Second, Duric contends that the Seventh Circuit's holding in Sobczak-Slomczewski—that the 14-day time limit in Bankruptcy Rule 8002(a)(1) is a jurisdictional requirement that may not be forfeited or waived, as opposed to a mandatory claim-processing rule that may be forfeited or waived—cannot be reconciled with the Supreme Court's subsequent decision in Hamer v. Neighborhood Housing Servs. of Chi., 138 S. Ct. 13 (2017). Hamer did not address Bankruptcy Rule 8002(a)(1); rather, it held that Appellate Rule 4(a)(5)(C), which concerns extensions of time to file a notice of appeal, is a mandatory claims-processing rule and not a jurisdictional requirement. Hamer, 138 S. Ct. at 19-22. Because Hamer did not address Bankruptcy Rule 8002(a)(1), let alone hold that it is a mandatory claims-processing rule rather than a jurisdictional requirement, this court must follow Sobczak-Slomczewski—even if, as Duric argues, Hamer's rationale undercuts Sobczak-Slomczewski's rationale or erodes its foundation. See Reiser v. Residential Funding Corp., 380 F.3d 1027, 1029 (7th Cir. 2004) ("In a hierarchical system, decisions of a superior court are authoritative on inferior courts.
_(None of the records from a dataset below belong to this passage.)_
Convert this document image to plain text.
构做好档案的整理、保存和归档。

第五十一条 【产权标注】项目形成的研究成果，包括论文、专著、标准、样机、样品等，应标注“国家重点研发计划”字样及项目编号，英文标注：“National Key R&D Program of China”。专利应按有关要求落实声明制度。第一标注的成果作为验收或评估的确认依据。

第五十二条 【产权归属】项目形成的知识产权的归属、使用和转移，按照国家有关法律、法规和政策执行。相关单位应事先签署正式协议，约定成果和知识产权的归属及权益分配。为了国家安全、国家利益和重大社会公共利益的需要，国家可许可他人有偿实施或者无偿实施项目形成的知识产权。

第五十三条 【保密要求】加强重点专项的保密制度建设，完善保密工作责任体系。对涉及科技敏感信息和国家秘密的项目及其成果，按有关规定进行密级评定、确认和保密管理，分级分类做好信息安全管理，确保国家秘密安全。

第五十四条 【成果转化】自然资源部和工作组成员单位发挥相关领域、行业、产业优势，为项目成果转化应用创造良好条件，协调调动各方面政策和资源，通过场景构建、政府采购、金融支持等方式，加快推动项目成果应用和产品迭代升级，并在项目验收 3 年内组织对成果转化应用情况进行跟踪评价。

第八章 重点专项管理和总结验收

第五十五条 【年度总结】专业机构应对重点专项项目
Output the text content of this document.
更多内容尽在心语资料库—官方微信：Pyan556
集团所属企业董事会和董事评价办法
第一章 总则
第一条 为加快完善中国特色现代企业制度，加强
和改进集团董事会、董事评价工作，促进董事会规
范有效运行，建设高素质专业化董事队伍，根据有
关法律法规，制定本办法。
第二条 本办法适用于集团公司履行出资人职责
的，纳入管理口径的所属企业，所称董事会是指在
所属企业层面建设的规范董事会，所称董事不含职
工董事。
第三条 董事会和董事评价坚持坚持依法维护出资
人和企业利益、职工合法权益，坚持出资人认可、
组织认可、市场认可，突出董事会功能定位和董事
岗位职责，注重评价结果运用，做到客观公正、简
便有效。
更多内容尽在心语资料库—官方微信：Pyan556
Just as the court of appeals must follow decisions of the Supreme Court whether or not we agree with them, so district judges must follow the decisions of this court whether or not they agree.") (citations omitted); A Woman's Choice-E. Side Women's Clinic v. Newman, 305 F.3d 684, 687 (7th Cir. 2002) ("[O]nly an express overruling relieves an inferior court of the duty to follow decisions on the books."); see also Price v. City of Chicago, ___ F.3d ___, 2019 WL 580263, at *3, *10 (7th Cir. Feb. 13, 2019). In any event, there are solid grounds to believe Hamer does not, in fact, undercut Sobczak-Slomczewski. See In re Wilkins, 587 B.R. 97, 100-07 (9th Cir. BAP 2018) (holding, under Hamer, that Bankruptcy Rule 8002(a)(1)'s time limit is jurisdictional because it is codified in a statute, 28 U.S.C. § 158(c)(2), and articulated in jurisdictional language); In re Jackson, 585 B.R. 410, 414-20 (6th Cir. BAP 2018) (same).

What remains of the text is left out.